Use pytorch attention by default on nvidia when xformers isn't present.

Add a new argument --use-quad-cross-attention
2023-06-26 12:55:07 -04:00
parent 9b93b920be
commit 8248babd44
2 changed files with 20 additions and 3 deletions
@@ -139,7 +139,23 @@ else:
    except:
        XFORMERS_IS_AVAILABLE = False

+def is_nvidia():
+    global cpu_state
+    if cpu_state == CPUState.GPU:
+        if torch.version.cuda:
+            return True
+
 ENABLE_PYTORCH_ATTENTION = args.use_pytorch_cross_attention
+
+if ENABLE_PYTORCH_ATTENTION == False and XFORMERS_IS_AVAILABLE == False and args.use_split_cross_attention == False and args.use_quad_cross_attention == False:
+    try:
+        if is_nvidia():
+            torch_version = torch.version.__version__
+            if int(torch_version[0]) >= 2:
+                ENABLE_PYTORCH_ATTENTION = True
+    except:
+        pass
+
 if ENABLE_PYTORCH_ATTENTION:
    torch.backends.cuda.enable_math_sdp(True)

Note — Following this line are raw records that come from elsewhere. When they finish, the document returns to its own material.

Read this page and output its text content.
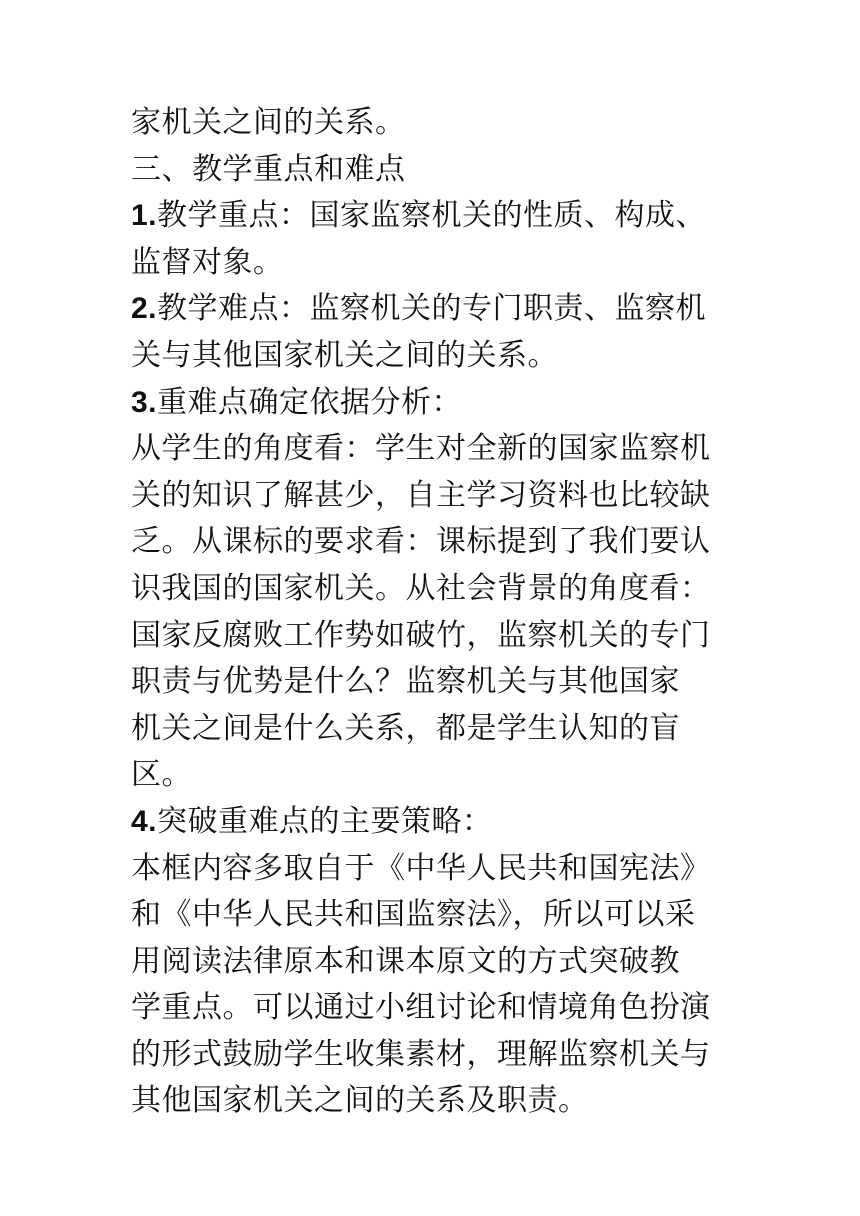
家机关之间的关系。
三、教学重点和难点
1.教学重点：国家监察机关的性质、构成、
监督对象。
2.教学难点：监察机关的专门职责、监察机
关与其他国家机关之间的关系。
3.重难点确定依据分析：
从学生的角度看：学生对全新的国家监察机
关的知识了解甚少，自主学习资料也比较缺
乏。从课标的要求看：课标提到了我们要认
识我国的国家机关。从社会背景的角度看：
国家反腐败工作势如破竹，监察机关的专门
职责与优势是什么？监察机关与其他国家
机关之间是什么关系，都是学生认知的盲
区。
4.突破重难点的主要策略：
本框内容多取自于《中华人民共和国宪法》
和《中华人民共和国监察法》，所以可以采
用阅读法律原本和课本原文的方式突破教
学重点。可以通过小组讨论和情境角色扮演
的形式鼓励学生收集素材，理解监察机关与
其他国家机关之间的关系及职责。
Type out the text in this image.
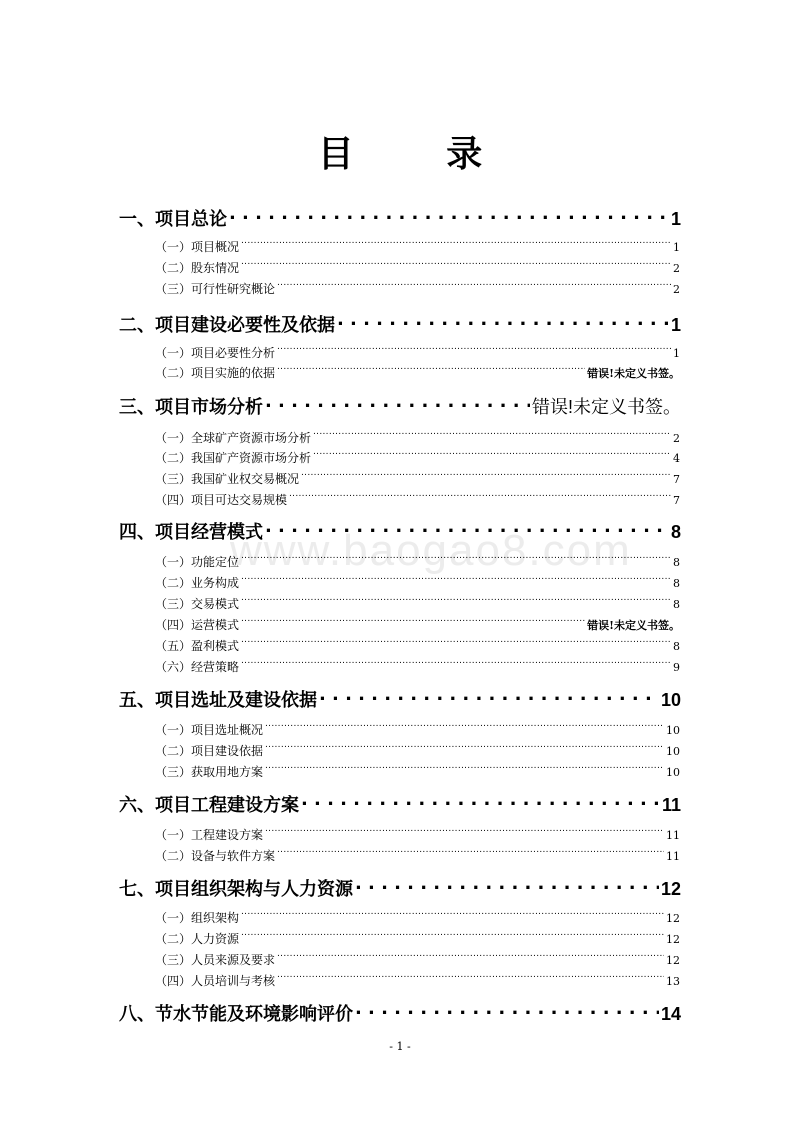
www.baogao8.com
目 录
一、项目总论 .....	1
（一）项目概况 .....	1
（二）股东情况 .....	2
（三）可行性研究概论 .....	2
二、项目建设必要性及依据 .....	1
（一）项目必要性分析 .....	1
（二）项目实施的依据 .....	错误!未定义书签。
三、项目市场分析 .....	错误!未定义书签。
（一）全球矿产资源市场分析 .....	2
（二）我国矿产资源市场分析 .....	4
（三）我国矿业权交易概况 .....	7
（四）项目可达交易规模 .....	7
四、项目经营模式 .....	8
（一）功能定位 .....	8
（二）业务构成 .....	8
（三）交易模式 .....	8
（四）运营模式 .....	错误!未定义书签。
（五）盈利模式 .....	8
（六）经营策略 .....	9
五、项目选址及建设依据 .....	10
（一）项目选址概况 .....	10
（二）项目建设依据 .....	10
（三）获取用地方案 .....	10
六、项目工程建设方案 .....	11
（一）工程建设方案 .....	11
（二）设备与软件方案 .....	11
七、项目组织架构与人力资源 .....	12
（一）组织架构 .....	12
（二）人力资源 .....	12
（三）人员来源及要求 .....	12
（四）人员培训与考核 .....	13
八、节水节能及环境影响评价 .....	14
- 1 -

    torch.backends.cuda.enable_flash_sdp(True)
@@ -347,7 +363,7 @@ def pytorch_attention_flash_attention():
    global ENABLE_PYTORCH_ATTENTION
    if ENABLE_PYTORCH_ATTENTION:
        #TODO: more reliable way of checking for flash attention?

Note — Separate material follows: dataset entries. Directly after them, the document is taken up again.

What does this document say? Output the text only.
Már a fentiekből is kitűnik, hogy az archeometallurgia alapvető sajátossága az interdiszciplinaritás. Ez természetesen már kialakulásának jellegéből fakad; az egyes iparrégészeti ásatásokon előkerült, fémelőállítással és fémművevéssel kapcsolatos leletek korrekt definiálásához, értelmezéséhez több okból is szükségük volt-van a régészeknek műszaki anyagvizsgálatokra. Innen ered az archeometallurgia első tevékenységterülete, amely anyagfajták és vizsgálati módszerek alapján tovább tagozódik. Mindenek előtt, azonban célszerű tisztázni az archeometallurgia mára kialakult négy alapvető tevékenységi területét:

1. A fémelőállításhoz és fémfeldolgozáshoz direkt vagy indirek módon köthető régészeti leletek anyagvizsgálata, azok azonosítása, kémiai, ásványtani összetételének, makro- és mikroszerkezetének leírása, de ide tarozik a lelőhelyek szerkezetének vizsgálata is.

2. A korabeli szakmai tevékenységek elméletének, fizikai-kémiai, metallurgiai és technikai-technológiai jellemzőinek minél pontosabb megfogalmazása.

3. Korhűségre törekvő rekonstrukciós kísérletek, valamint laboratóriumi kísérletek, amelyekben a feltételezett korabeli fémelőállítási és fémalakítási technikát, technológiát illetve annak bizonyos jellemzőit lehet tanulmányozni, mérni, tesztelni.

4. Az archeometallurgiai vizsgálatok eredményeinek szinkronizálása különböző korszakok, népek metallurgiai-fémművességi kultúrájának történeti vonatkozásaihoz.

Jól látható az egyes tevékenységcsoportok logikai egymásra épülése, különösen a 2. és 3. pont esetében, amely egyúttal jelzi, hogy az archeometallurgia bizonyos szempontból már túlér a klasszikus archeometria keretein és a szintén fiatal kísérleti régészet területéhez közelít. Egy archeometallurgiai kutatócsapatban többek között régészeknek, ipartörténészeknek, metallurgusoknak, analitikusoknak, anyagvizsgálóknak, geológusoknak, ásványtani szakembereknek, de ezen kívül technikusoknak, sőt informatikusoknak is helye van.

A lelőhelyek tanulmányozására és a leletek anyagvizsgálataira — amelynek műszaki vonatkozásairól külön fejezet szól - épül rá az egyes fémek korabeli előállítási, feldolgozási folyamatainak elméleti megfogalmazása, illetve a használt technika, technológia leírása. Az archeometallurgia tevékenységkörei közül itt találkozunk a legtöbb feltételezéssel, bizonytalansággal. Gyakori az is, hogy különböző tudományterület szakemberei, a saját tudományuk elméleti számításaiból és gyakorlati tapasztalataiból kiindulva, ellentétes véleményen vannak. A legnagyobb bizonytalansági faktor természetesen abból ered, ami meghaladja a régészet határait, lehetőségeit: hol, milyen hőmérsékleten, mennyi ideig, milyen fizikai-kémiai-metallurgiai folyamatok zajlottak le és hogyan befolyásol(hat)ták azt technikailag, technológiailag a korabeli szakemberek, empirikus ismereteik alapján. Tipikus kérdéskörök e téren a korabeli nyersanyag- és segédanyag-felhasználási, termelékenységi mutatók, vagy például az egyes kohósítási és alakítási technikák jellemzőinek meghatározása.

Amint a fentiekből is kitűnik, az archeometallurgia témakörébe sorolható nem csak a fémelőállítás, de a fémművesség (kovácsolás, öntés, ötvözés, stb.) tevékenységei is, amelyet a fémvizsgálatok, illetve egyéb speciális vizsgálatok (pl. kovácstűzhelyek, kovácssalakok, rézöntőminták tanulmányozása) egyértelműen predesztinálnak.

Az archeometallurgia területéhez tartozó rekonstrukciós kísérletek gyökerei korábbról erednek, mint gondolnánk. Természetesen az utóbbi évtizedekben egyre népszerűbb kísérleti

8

-        if torch.version.cuda: #pytorch flash attention only works on Nvidia
+        if is_nvidia(): #pytorch flash attention only works on Nvidia
            return True
    return False

@@ -438,7 +454,7 @@ def soft_empty_cache():
    elif xpu_available:
        torch.xpu.empty_cache()
    elif torch.cuda.is_available():
-        if torch.version.cuda: #This seems to make things worse on ROCm so I only do it for cuda
+        if is_nvidia(): #This seems to make things worse on ROCm so I only do it for cuda
            torch.cuda.empty_cache()
            torch.cuda.ipc_collect()